明けて十六日の夜。日本に留学している方とキャンプ場のバンガロー(?)で「ホタル
族」をしながら聞いた話が、強く印象に残った。
南に向かう家族がいた。四歳の息子が「寒くて歩けない」と言う。息子をハルモニ宅に
預けたまま、半世紀の別れになった。その母が十五日、ピョンヤンで息子に再会し、靴と
靴下を贈った。これさえあったら別れずにすんだと。
話をしてくれた人は、
「ここに来る途中の汽車で読んで、涙が出て仕方がなかった」と言
った。多くの人がそうだったと思う。聞いているこちらも、胸が熱くなった。
刑事さんの言葉じゃないけれど「現場百回」
。
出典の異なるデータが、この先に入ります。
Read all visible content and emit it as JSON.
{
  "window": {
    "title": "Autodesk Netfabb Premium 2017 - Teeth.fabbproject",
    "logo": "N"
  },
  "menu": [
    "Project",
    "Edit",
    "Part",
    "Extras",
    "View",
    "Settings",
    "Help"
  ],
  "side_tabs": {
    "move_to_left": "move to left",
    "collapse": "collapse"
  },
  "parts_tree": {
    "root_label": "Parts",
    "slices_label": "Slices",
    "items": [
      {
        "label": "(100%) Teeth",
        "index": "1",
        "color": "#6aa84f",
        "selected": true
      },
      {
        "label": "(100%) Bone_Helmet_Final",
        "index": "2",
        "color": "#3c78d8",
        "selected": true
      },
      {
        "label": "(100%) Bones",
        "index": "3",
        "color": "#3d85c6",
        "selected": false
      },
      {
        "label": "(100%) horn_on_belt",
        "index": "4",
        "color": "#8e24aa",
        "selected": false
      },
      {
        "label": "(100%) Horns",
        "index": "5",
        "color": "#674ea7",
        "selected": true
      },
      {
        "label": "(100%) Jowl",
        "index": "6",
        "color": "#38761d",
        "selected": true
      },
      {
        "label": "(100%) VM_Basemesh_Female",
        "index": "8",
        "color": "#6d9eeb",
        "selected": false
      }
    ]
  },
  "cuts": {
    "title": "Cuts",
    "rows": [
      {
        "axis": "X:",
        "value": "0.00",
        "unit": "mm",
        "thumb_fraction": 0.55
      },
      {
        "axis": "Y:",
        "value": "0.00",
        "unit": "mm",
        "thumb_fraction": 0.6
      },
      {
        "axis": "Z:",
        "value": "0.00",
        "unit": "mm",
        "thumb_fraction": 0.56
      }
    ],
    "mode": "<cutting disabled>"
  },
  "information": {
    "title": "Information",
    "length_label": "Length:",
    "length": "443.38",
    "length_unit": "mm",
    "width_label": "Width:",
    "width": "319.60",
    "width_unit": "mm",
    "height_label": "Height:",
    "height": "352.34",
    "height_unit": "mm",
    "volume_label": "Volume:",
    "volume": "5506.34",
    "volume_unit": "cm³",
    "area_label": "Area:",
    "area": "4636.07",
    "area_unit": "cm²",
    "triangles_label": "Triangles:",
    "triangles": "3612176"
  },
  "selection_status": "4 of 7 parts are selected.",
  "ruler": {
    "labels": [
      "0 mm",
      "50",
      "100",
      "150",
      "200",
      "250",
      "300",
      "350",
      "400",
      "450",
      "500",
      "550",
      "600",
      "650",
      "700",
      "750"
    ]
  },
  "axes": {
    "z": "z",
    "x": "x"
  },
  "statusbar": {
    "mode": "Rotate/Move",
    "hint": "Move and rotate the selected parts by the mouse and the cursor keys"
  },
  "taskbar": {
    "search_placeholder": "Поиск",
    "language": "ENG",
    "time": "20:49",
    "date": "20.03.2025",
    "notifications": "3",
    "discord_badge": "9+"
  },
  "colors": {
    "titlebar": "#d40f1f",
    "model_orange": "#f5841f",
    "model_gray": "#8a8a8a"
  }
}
お互いに触れあう、その現場を自分自身で
積み重ねていきたい。必ずや言葉をマスターし、多くの人と話してみよう。朝鮮半島が統
一に向けて動き出した記念すべき年に参加したこのツアーは、自分自身の中で、一つのス
タートになったと感じる。「こんな近い国、友達にならんでどないすんねん?」
最後ですが、民権協の方々、ハンシン大学のすばらしい学生さんたち、ツアーで一緒だ
った皆さん、
「ミレニアムの出会い」をありがとうございました。